Considérant ce qui suit :
1. Aux termes de l’article R. 222-1 du code de justice administrative : « Les présidents de tribunal administratif (…) et les présidents de formation de jugement des tribunaux (…) peuvent, par ordonnance : / 1( donner acte des désistements ; (...) ».
2. Aux termes de l’article R. 612-5-2 du code de justice administrative : « En cas de rejet d’une demande de suspension présentée sur le fondement de l’article L. 521-1 au motif qu’il n’est pas fait état d’un moyen propre à créer, en l’état de l’instruction, un doute sérieux quant à la légalité de la décision, il appartient au requérant, sauf lorsqu’un pourvoi en cassation est exercé contre l’ordonnance du juge des référés, de confirmer le maintien de sa requête à fin d’annulation ou de réformation dans un délai d’un mois à compter de la notification de ce rejet. A défaut, le requérant est réputé s’être désisté. / Dans le cas prévu au premier alinéa, la notification de l’ordonnance de rejet mentionne qu’à défaut de confirmation du maintien de sa requête dans le délai d’un mois, le requérant est réputé s’être désisté. ».
3. Par une ordonnance n° 2601841 du 11 mai 2026, le juge des référés a rejeté la requête de M. A... aux fins de suspension de l’exécution de la décision contestée, au motif qu'il n'était pas fait état d'un moyen propre à créer, en l'état de l'instruction, un doute sérieux quant à la légalité de cette décision. La notification de cette ordonnance mentionne qu’à défaut de maintien de la requête en annulation dans le délai d’un mois, le requérant sera réputé s’être désisté de sa requête en annulation par application des dispositions de l’article R. 612-5-2 du code de justice administrative. Il résulte de l’instruction que l’ordonnance n° 2601841 a été notifiée à M. A... par courrier recommandé avec accusé de réception le 13 mai 2026, reçue par le requérant le 18 mai 2026. Or, M. A... n’a pas confirmé le maintien de sa requête à fin d’annulation dans le délai d’un mois. M. A... qui n’a, par ailleurs, pas exercé de pourvoi en cassation contre l’ordonnance de référé, doit donc être réputé s’être désisté de sa requête, en application de l’article R. 612-5-2 du code de justice administrative. Il y a lieu de donner acte de ce désistement.
O R D O N N E :
Article 1er : Il est donné acte du désistement d’office de la requête de M. A....

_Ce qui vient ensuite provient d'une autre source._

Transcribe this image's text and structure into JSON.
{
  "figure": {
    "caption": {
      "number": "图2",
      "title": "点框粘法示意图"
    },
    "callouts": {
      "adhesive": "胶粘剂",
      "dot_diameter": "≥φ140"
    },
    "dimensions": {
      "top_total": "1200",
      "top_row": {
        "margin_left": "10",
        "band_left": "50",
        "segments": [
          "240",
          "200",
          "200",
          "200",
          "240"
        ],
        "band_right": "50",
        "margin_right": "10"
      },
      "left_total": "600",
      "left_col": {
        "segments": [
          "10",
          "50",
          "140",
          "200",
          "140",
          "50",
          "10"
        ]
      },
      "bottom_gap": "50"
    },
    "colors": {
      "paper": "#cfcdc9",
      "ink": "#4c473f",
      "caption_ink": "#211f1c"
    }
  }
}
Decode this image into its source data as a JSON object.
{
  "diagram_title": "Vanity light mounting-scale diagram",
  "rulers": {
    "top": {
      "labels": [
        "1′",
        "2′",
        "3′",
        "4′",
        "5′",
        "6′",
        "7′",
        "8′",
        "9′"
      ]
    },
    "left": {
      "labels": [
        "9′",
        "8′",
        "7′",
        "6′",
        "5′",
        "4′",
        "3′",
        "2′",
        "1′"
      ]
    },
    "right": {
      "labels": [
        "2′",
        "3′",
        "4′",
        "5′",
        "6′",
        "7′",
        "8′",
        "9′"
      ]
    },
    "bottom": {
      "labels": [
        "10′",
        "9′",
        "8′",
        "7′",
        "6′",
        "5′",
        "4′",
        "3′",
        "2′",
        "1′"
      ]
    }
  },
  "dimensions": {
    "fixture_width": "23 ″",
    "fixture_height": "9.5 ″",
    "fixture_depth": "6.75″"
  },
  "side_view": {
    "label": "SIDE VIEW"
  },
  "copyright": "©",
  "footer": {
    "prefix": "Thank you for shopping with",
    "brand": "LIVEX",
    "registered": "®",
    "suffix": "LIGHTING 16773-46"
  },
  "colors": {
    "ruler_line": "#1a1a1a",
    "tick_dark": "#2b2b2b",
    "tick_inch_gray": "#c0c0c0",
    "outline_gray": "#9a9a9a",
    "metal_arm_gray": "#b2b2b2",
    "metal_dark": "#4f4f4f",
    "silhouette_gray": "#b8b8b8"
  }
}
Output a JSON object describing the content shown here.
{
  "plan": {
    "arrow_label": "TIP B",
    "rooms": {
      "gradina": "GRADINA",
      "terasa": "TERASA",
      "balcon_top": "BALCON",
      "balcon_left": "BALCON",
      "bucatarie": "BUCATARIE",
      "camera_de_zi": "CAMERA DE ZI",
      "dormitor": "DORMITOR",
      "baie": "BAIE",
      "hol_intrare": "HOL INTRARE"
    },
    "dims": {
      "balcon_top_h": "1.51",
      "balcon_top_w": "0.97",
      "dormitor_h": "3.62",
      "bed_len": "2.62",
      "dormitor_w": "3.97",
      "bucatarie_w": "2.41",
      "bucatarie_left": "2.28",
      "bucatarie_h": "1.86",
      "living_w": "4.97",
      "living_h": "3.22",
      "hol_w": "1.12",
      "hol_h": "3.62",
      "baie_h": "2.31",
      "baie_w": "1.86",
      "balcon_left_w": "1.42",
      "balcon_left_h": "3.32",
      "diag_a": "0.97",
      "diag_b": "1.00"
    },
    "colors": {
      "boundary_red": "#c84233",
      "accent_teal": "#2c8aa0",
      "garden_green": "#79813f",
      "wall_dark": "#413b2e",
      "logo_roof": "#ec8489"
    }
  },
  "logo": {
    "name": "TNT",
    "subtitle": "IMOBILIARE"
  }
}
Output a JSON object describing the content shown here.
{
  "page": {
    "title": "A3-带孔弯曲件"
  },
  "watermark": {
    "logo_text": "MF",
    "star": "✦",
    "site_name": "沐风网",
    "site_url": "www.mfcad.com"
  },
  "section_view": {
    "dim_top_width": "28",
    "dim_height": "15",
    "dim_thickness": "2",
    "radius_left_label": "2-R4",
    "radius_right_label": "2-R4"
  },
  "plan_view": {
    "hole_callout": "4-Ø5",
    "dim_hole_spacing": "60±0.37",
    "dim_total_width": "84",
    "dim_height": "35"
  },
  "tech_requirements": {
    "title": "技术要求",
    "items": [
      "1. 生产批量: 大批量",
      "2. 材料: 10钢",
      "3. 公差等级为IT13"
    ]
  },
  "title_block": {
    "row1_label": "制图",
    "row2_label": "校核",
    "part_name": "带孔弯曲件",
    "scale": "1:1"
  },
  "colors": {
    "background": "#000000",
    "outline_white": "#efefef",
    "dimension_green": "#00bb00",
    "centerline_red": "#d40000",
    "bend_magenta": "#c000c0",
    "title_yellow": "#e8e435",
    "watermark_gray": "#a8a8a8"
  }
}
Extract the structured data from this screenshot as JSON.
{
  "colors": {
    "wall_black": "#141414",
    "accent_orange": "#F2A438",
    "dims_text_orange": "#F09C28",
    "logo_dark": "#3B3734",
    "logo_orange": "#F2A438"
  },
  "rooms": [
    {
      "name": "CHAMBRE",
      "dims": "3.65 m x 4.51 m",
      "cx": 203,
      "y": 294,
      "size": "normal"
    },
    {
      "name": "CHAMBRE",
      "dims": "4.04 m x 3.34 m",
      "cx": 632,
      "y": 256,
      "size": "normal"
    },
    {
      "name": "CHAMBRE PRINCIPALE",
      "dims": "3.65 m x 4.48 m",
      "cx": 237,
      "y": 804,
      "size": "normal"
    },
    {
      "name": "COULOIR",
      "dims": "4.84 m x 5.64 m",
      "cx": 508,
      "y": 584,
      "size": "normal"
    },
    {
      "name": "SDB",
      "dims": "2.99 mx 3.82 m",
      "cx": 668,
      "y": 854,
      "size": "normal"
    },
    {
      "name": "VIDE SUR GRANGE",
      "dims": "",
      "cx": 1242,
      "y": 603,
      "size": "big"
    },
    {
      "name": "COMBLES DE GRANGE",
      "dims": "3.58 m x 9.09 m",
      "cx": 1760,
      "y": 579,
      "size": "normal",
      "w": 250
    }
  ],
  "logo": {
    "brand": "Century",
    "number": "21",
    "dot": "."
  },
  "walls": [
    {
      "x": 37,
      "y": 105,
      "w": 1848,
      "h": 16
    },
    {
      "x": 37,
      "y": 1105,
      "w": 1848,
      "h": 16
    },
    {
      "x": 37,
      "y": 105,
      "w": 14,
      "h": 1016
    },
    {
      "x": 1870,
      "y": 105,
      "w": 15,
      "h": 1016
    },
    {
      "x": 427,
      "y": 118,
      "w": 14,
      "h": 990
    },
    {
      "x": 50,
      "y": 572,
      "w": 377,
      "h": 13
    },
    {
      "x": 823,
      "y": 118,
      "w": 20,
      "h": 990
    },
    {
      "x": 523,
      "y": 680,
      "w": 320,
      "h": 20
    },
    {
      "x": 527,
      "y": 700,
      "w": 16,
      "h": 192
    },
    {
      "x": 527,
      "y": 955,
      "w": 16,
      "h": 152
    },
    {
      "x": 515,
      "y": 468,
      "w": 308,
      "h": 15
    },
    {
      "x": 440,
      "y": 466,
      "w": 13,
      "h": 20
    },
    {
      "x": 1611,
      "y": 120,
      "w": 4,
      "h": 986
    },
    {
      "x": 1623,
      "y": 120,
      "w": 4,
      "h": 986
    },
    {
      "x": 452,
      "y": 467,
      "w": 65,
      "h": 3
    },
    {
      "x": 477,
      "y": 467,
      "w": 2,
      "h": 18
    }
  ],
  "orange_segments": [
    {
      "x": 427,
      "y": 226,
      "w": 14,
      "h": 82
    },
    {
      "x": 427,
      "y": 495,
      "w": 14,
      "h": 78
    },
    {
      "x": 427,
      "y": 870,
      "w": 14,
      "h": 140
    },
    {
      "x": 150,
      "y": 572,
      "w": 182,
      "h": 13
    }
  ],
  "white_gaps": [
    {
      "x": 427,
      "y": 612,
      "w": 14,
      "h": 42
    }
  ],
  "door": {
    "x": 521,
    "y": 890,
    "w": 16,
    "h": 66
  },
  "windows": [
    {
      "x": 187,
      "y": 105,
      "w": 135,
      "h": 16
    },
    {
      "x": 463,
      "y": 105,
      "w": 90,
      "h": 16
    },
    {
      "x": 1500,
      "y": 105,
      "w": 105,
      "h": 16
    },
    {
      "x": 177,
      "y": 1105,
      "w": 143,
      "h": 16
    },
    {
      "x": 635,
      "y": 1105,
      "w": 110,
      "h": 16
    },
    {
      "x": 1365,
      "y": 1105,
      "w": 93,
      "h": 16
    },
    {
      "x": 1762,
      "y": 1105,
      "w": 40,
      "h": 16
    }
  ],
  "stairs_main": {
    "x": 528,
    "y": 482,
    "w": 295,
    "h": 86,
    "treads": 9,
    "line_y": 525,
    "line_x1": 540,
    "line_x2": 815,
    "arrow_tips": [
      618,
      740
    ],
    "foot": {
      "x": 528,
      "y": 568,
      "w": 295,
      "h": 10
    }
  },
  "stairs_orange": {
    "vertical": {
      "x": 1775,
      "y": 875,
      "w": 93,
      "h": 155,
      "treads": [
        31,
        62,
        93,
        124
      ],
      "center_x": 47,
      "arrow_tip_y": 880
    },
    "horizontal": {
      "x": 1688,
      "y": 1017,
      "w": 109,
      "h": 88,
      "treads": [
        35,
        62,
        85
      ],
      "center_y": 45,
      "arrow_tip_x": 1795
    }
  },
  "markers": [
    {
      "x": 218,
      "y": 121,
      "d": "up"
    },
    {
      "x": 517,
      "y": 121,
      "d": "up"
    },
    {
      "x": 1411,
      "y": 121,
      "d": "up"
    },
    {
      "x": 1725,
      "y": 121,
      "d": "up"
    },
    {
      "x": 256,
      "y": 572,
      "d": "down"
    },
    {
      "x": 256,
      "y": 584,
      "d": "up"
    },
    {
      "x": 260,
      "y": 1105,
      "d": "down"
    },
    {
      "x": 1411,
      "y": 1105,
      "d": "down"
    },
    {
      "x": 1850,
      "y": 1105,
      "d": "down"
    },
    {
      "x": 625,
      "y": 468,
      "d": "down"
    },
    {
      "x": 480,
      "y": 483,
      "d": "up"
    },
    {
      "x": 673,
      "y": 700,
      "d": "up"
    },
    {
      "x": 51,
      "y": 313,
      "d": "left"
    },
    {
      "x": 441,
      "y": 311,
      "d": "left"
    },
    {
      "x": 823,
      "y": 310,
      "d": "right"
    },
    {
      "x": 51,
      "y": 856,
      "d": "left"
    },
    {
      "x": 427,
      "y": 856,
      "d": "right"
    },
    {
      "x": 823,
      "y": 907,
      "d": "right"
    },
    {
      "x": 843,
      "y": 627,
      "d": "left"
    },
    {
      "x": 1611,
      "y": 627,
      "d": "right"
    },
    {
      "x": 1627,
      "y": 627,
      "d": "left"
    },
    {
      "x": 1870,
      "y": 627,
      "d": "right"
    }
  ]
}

Article 2 : La présente ordonnance sera notifiée à M. B... A... et au garde des sceaux, ministre de la justice.
Copie en sera adressée à Me David.
Fait à Clermont-Ferrand, le 1er septembre 2026.
Le président de la 3ème chambre,
C. BERTOLO
La République mande et ordonne au garde des sceaux, ministre de la justice en ce qui le concerne ou à tous commissaires de justice à ce requis en ce qui concerne les voies de droit commun contre les parties privées, de pourvoir à l’exécution de la présente décision.